Wenn unsere Bundeskanzlerin einen demokratischen Wahlakt als unverzeihlich qualifiziert, so erhält nicht nur das allgemeine und gleiche Wahlrecht eine neue Qualität. Bestimmte Abgeordnete sind nun nicht mehr gleich. Sie tragen das Kainsmal deutlich sichtbar auf der Stirn. Mit ›unverzeihlich‹ wird zudem eine Schuld eingeführt, die im Strafgesetzbuch aus gutem Grund nicht vorgesehen ist – die Kontaktschuld. Die Unverzeihlichen dürften eigentlich weder wählen, noch sich überhaupt in einem öffentlichen Raum aufhalten, denn jeder Kontakt mit einem solchen, jede zufällige Begegnung auf der Straße, im Fahrstuhl, in einem Café enthält schon die Gefahr einer Ansteckung, die nie wieder gutzumachen wäre. Jude und Klassenfeind in einem, werden die Unverzeihlichen zur Verkörperung alles Negativen. Die erfolgreiche Auslagerung entlastet die Auslagernden vom Anspruch eigener Konfliktbewältigung und verhilft ihnen zu einer fragilen Scheinidentität.

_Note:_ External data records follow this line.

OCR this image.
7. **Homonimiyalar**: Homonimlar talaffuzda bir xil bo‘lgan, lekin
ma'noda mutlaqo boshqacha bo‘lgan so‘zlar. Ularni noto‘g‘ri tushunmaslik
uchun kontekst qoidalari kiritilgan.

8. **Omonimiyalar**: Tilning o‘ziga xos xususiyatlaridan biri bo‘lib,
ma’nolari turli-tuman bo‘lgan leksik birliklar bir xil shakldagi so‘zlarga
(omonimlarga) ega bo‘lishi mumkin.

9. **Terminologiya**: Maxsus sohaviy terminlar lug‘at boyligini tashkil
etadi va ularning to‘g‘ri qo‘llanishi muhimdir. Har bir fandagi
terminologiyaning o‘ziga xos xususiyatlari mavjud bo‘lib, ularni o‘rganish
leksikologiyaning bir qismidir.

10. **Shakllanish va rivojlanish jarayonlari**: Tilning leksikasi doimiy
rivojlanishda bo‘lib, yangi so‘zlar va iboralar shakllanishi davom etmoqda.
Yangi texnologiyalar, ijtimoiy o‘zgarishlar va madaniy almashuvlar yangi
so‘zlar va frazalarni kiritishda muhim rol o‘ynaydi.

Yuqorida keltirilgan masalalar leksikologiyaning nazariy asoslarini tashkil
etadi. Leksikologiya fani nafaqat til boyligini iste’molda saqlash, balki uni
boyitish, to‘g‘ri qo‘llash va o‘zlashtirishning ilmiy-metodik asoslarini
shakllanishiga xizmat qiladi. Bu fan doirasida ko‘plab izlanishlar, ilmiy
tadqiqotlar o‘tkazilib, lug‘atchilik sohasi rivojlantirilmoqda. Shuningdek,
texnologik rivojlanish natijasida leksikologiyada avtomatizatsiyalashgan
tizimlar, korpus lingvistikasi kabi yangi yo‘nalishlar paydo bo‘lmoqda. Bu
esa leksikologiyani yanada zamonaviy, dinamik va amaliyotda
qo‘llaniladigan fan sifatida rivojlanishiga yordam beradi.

Damit sie nicht wieder zerbricht, muss das Feindbild permanent gemacht werden. Müsste man jetzt die Unverzeihlichen nicht in Lagern konzentrieren? Die auf dem intellektuellen Tiefpunkt angekommene SPD war sich nicht zu schade, Gesetze wieder rückgängig machen zu wollen, die mit unverzeihlichen Stimmen verabschiedet worden waren. Kurzfristigen Ruhm erlangte auch die Vorsitzende einer Landtagsfraktion mit der bemerkenswerten Einsicht, Faschisten würde man zweifelsfrei daran erkennen, dass sie höflich sind. Selten wurde anschaulicher demonstriert, wie sich Geschichte als Farce wiederholt.

Die Kontaktschuld wirkt als Erfahrungsverbot. Das Verbot der Erfahrung steckt schon im ersten der zehn Gebote: Du sollst keinen anderen Gott neben mir haben heißt ja nichts anders als: Du sollst eine Vorstellung vor alles andere stellen. Unverzeihlich handelt ab sofort, wer sich einen eigenen Zugang zur Wirklichkeit verschaffen will, ist doch der Kontakt zur Wirklichkeit als solcher schon verdächtig. Die Bonner/Berliner Republik ist zu Ende. Die SED wird es freuen. Nachdem sie schon die Ostzone ruiniert hat, kann sie jetzt auch im Westen ganze Arbeit leisten. Der Antifaschismus wird zur neuen Staatsreligion deklariert, das Grundgesetz dient nur noch als Fassade. Meinungsfreiheit stand auch in der DDR-Verfassung. Gefordert wird jetzt ein echtes Bekenntnis zum neuen Einheitsglauben. Wer noch nicht konvertiert ist, sollte es jetzt tun. Cuius regio, eius religio. Im Kampf gegen das Böse sind Parteien entbehrlich, eine geschlossene Front genügt. Man müsse jetzt zusammenstehen. Die Bücklinge beeilen sich und stehen Schlange. Eine allgemeine Kennzeichnungspflicht der Unverzeihlichen müsste jetzt die verbleibenden Reinen vor jeder Kontamination schützen. Der ganze Spuk wäre sofort vorbei, wenn Bürger tun würden, was nach allgemeiner Auffassung zum Status eines Erwachsenen gehört: sich in Dingen allgemeiner Relevanz eine eigene Meinung zu bilden. Es würde schon genügen, Bundestagsreden zu verfolgen oder das offizielle Programm zu studieren. Die ganz Mutigen könnten sogar einen der Unverzeihlichen zum Kaffee einladen und sich, wie das am Tisch so üblich ist, gepflegt unterhalten. Der ganze infantilisierte Zirkus funktioniert nur unter der Voraussetzung, dass sich erwachsene Menschen ohne jede Not vorschreiben lassen, welche Begegnungen erlaubt und welche verboten sind. Das einstige Land der Dichter und Denker hat sich in eine Region kreischender und duckender Kinder zurückentwickelt. Zum dritten Mal nach 1918 tun die Deutschen alles, um sich den Titel des politisch dümmsten Volkes redlich zu verdienen.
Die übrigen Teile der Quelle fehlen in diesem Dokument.